Neue Sicht auf Meisterbauten der Renaissance : Das ideale Landleben

Alltag in einer Palladio-Villa: Antonio Foscari erzählt vom Leben seiner Vorfahren um 1560.

Landsitz vor der Stadt. Die Villa Foscari liegt am Brenta-Kanal, der Venedig mit Padua verbindet.
Landsitz vor der Stadt. Die Villa Foscari liegt am Brenta-Kanal, der Venedig mit Padua verbindet.Foto: imago/Arcaid Images

Unter den rund dreißig Landhäusern, die Andrea Palladio auf dem venezianischen Festland entwarf, sind zwei weltberühmt. Das eine ist die Villa Rotonda am Stadtrand von Vicenza, das andere die 1560 fertiggestellte Villa Foscari am Brenta-Kanal, bekannter unter der Bezeichnung „La Malcontanta“. Über die Architektur der Landsitze, villa oder casa di villa genannt, hat Palladio selbst die Nachwelt unterrichtet. In seinem über Jahrhunderte hinweg einflussreichen Lehrbuch der „Vier Bücher zur Architektur“ von 1570 stellt er die Bauten in Grundrissen und Raumbezeichnungen vor.
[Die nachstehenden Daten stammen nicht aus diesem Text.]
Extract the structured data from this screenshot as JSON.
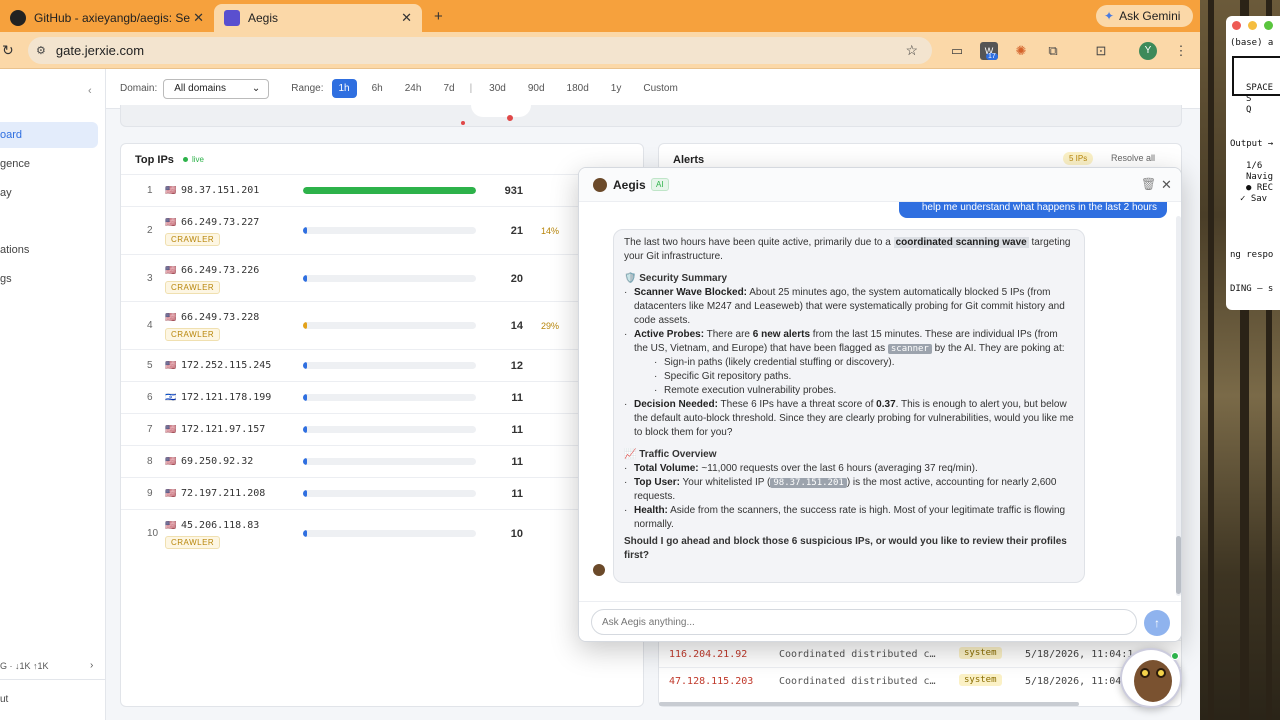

Uns Heutigen erschließt sich der tatsächliche Gebrauch einer solchen Villa daraus jedoch kaum. Denn eine solche Villa ist ein ganzer Organismus, ein Familiensitz und zugleich ein Familienbetrieb. Im Falle der Villa Foscari, die für zwei Brüder dieser bedeutenden Familie der Aristokratie Venedigs errichtet wurde, zählte allein die Kernfamilie des einen Bruders mit seinen dreizehn Kindern (der zweite blieb kinderlos), sodass für den engeren Familienkreis mit seinen Bediensteten rund zwanzig Personen anzunehmen sind.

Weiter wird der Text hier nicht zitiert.